Ivan Kurnosov 20 Reputation points
2024-02-08T21:19:59.1666667+00:00

Hi, I've implemented the auth code grant flow. In my flow the scope specified is scope=https://custom-app.com/role And after the access token is issued the aud is correspondingly points to my application: "aud": "https://custom-app.com Now, can you please help me decipher the warning from the https://learn.microsoft.com/en-us/entra/identity-platform/v2-oauth2-auth-code-flow#refresh-the-access-token documentation page:

Warning
Don't attempt to validate or read tokens for any API you don't own, including the tokens in this example, in your code. Tokens for Microsoft services can use a special format that will not validate as a JWT, and may also be encrypted for consumer (Microsoft account) users.
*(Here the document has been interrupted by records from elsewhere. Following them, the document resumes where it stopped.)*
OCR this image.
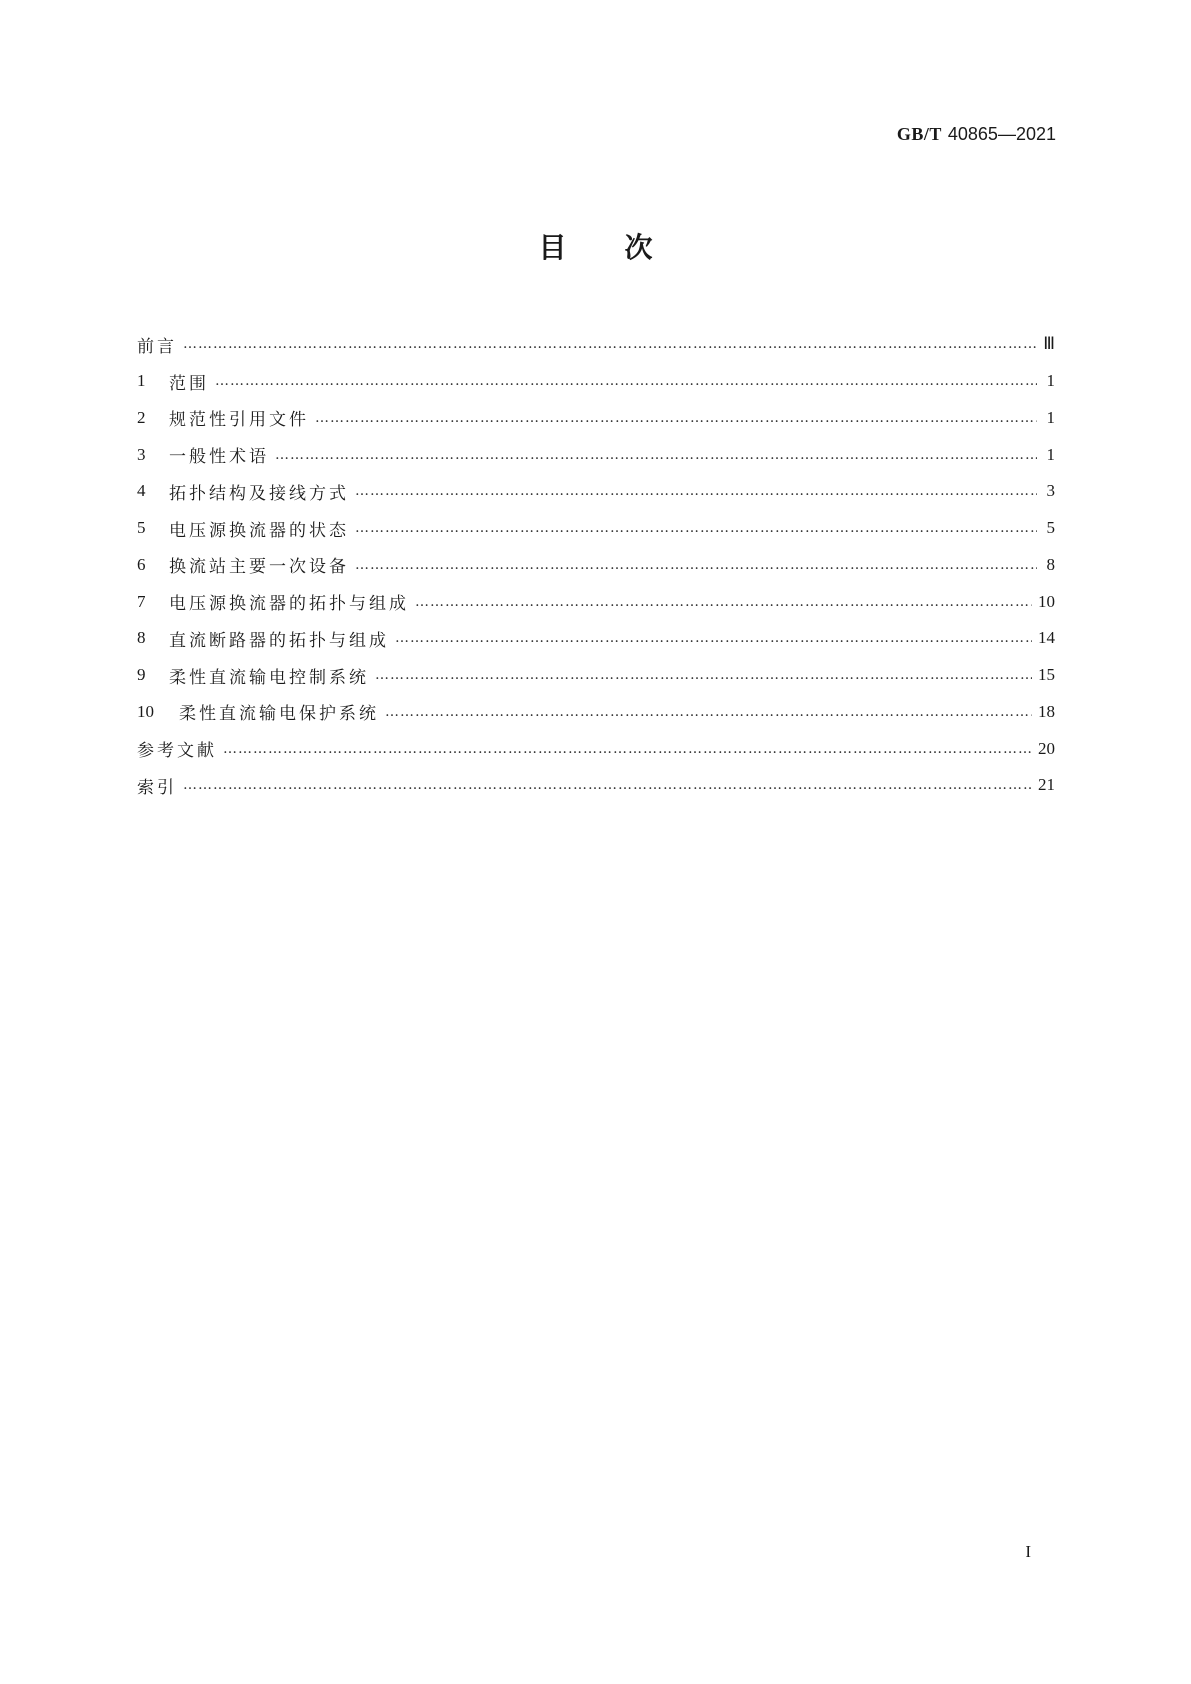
GB/T 40865—2021
目 次
前言 …………………………………………………………………………………………………………………………………………………………………………………………………………………………………………	Ⅲ
1	范围 …………………………………………………………………………………………………………………………………………………………………………………………………………………………………………	1
2	规范性引用文件 …………………………………………………………………………………………………………………………………………………………………………………………………………………………………………	1
3	一般性术语 …………………………………………………………………………………………………………………………………………………………………………………………………………………………………………	1
4	拓扑结构及接线方式 …………………………………………………………………………………………………………………………………………………………………………………………………………………………………………	3
5	电压源换流器的状态 …………………………………………………………………………………………………………………………………………………………………………………………………………………………………………	5
6	换流站主要一次设备 …………………………………………………………………………………………………………………………………………………………………………………………………………………………………………	8
7	电压源换流器的拓扑与组成 …………………………………………………………………………………………………………………………………………………………………………………………………………………………………………	10
8	直流断路器的拓扑与组成 …………………………………………………………………………………………………………………………………………………………………………………………………………………………………………	14
9	柔性直流输电控制系统 …………………………………………………………………………………………………………………………………………………………………………………………………………………………………………	15
10	柔性直流输电保护系统 …………………………………………………………………………………………………………………………………………………………………………………………………………………………………………	18
参考文献 …………………………………………………………………………………………………………………………………………………………………………………………………………………………………………	20
索引 …………………………………………………………………………………………………………………………………………………………………………………………………………………………………………	21
I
While reading tokens is a useful debugging and learning tool, do not take dependencies on this in your code or assume specifics about tokens that aren't for an API you control.

From what I understand - this particular warning is not applicable to me, as the token issued is for my application (because it has the corresponding aud). But still it's either a language barrier or the warning is worded in a confusing way. Hence: can I decode access token and rely on its structure as described at https://learn.microsoft.com/en-us/entra/identity-platform/access-token-claims-reference ? I need this token to authenticate the user (know who they are) and authorise them (know what roles they have), and at the moment - the token contains all details I need. Thank you :-)

Microsoft Entra ID
Microsoft Entra ID
A Microsoft Entra identity service that provides identity management and access control capabilities. Replaces Azure Active Directory.
20,629 questions
0 comments No comments
{count} votes

Accepted answer
  1. Vasil Michev 100.2K Reputation points MVP
    2024-02-09T08:04:59.01+00:00

    It depends on the app type/auth flow used. The statement above is a bit generic, as it tries to summarize things. You can, and should validate tokens when "you" are representing the resource API. Quote:

    Only in specific scenarios should applications validate a token:

    • Web APIs must validate access tokens sent to them by a client. They must only accept tokens containing one of their AppId URIs as the aud claim.
    • Web apps must validate ID tokens sent to them by using the user's browser in the hybrid flow, before allowing access to a user's data or establishing a session.

    APIs and web applications must only validate tokens that have an aud claim that matches the application. Other resources may have custom token validation rules. For example, you can't validate tokens for Microsoft Graph according to these rules due to their proprietary format. Validating and accepting tokens meant for another resource is an example of the confused deputy problem.

    There are in fact multiple documents that guide you over the process of validating an access token: https://learn.microsoft.com/en-us/entra/identity-platform/claims-validation

    Even outside of these scenarios, decoding a token can provide useful troubleshooting information, but it's not something that you should rely on (not always possible, and "your" validation has zero effect on the actual validation from the resource API).